Karena itu, untuk meningkatkan penetrasi mobil listrik, pemerintahan Prabowo-Gibran perlu mencari cara agar gap harga antara mobil listrik dengan mobil berbahan bakar fosil (ICE) tidak terlalu jauh. Beberapa cara yang bisa ditempuh antara lain dengan meminta produsen mobil listrik memproduksi mobil mereka di tanah air. Selain bisa memangkas harga, memproduksi mobil di tanah air juga bisa menyerap tenaga kerja lokal.

2. Insentif bukan solusi permanen

ilustrasi berada di showroom mobil (pexels.com/Antoni Shkraba)

Pemerintah, sejak era Presiden Jokowi hingga Prabowo, telah memberikan insentif untuk mendongkrak penjualan kendaraan listrik. Namun kebijakan ini dinilai kurang pas. Sebab, insentif hanya dinikmati oleh masyarakat yang berada di kelas menengah-atas yang sebenarnya telah stabil secara ekonomi. Itu sebabnya, kebanyakan pembeli mobil listrik sebenarnya sudah memiliki mobil berbahan bakar bensin (ICE) di rumahnya.
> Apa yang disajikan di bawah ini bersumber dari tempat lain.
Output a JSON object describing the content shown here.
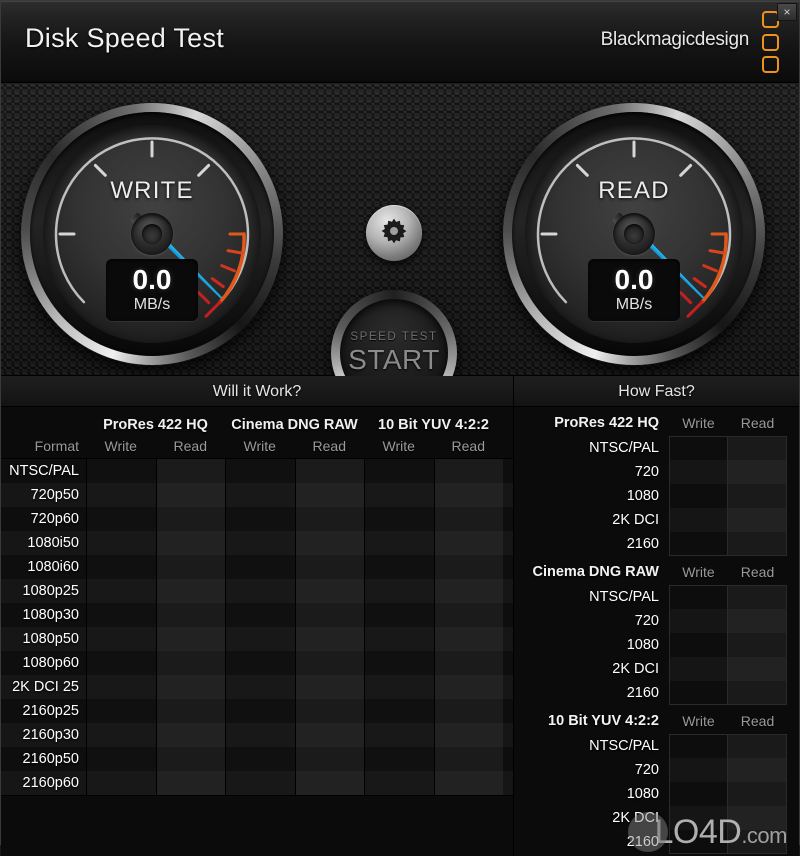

"Subsidi yang ada lebih pada memberikan kenikmatan pada segmen konsumen EV yang sama dari kelas menengah-atas yang sebetulnya sudah memiliki kemampuan finansial lebih settle," kata Yannes Martinus.

Ia menilai insentif kepanjangan justru bisa menciptakan distorsi pasar yang tidak sehat. Sebab, insentif akan membuat produsen enggan berinovasi menurunkan harga produksi, seperti dengan membangun pabrik di dalam negeri yang bisa menurunkan harga jual kendaraan listrik.

"Karena, toh, penjualannya sudah keenakan dibantu oleh diskon dari pemerintah," katanya.

3. Tumpang tindih regulasi investasi

ilustrasi diskusi mengenai regulasi baru (usnplash.com/Headway)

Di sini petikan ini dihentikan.